In anticipation of their first studio album, the members of Face The King find themselves at an interesting crossroads. The New York natives continue to toe the line between DIY indie and arena rock, but are becoming more polished with each EP. After the quartet's latest effort, The Sound, you can imagine that the arenas are coming soon.

Face The King has a respectable body of work that includes stints on Vans Warped Tour and a sold-out show at Manhattan's Grammercy Theater. On The Sound, they reach out for more, beginning with thumping drums and rolling bass on "You Me & the Sound." The song, which serves as the band's latest single, is buoyed by Eric Zirlinger's radio-ready vocals and an angsty, if not catchy chorus. "Can you feel the drums coming up through the ground?" Zirlinger asks. It has to be a rhetorical question: drummer Randy Palumbo dominates the record, a theme throughout the EP.

While "You Me & the Sound" touts pop sensibility, the subsequent "All the Pretty Things Between" stretches the band's sound beyond typical teenage romantics. "All the Pretty Things Between" suffers from a distracting vocal reverb, but compensates with U2-style guitar and more big vocals from Zirlinger on the hook. It's ultimately the EP's most aesthetically and sonically pleasing cut, making "All the Pretty Things Between" aptly named.

Crashing percussion and soft guitar riffs power "The Stage," an accurate reflection of where Face The King stands at the moment. "Well I just wanna be on the stage when the lights go down," Zirlinger belts. The lyrics are a little skimpy, but the band commands attention with another huge hook.

The EP concludes with "The Science Apart," the EP's most consistent song. Zirlinger's pipes are perfect for the song's rising and falling tempos, and while lyrics run repetitive again, the cohesiveness of the guitar, bass, and drums makes for another successful track.

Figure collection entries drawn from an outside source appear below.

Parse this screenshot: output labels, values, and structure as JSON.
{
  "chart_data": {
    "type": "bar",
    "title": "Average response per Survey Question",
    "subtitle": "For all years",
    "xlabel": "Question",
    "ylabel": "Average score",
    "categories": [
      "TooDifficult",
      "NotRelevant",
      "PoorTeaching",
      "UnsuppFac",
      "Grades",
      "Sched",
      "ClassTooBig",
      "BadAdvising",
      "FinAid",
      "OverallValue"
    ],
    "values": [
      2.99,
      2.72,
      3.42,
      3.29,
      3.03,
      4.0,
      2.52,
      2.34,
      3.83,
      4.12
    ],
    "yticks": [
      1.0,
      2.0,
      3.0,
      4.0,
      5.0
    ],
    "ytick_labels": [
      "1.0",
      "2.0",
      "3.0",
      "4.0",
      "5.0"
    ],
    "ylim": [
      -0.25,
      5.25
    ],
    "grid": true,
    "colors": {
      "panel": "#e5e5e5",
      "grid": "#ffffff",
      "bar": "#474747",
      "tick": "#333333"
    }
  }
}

Face The King benefits from talented musicianship, something that's lost far too often in up-and-coming indie acts. Zirlinger has the voice to carry the band to its arena aspirations, but the songwriting is what keeps it grounded with uninspired Warped Tour company. Still, the good well outweighs the bad, and as Face The King faces its first full-length, all it has to do is keep churning out The Sound that has it buzzing in the first place.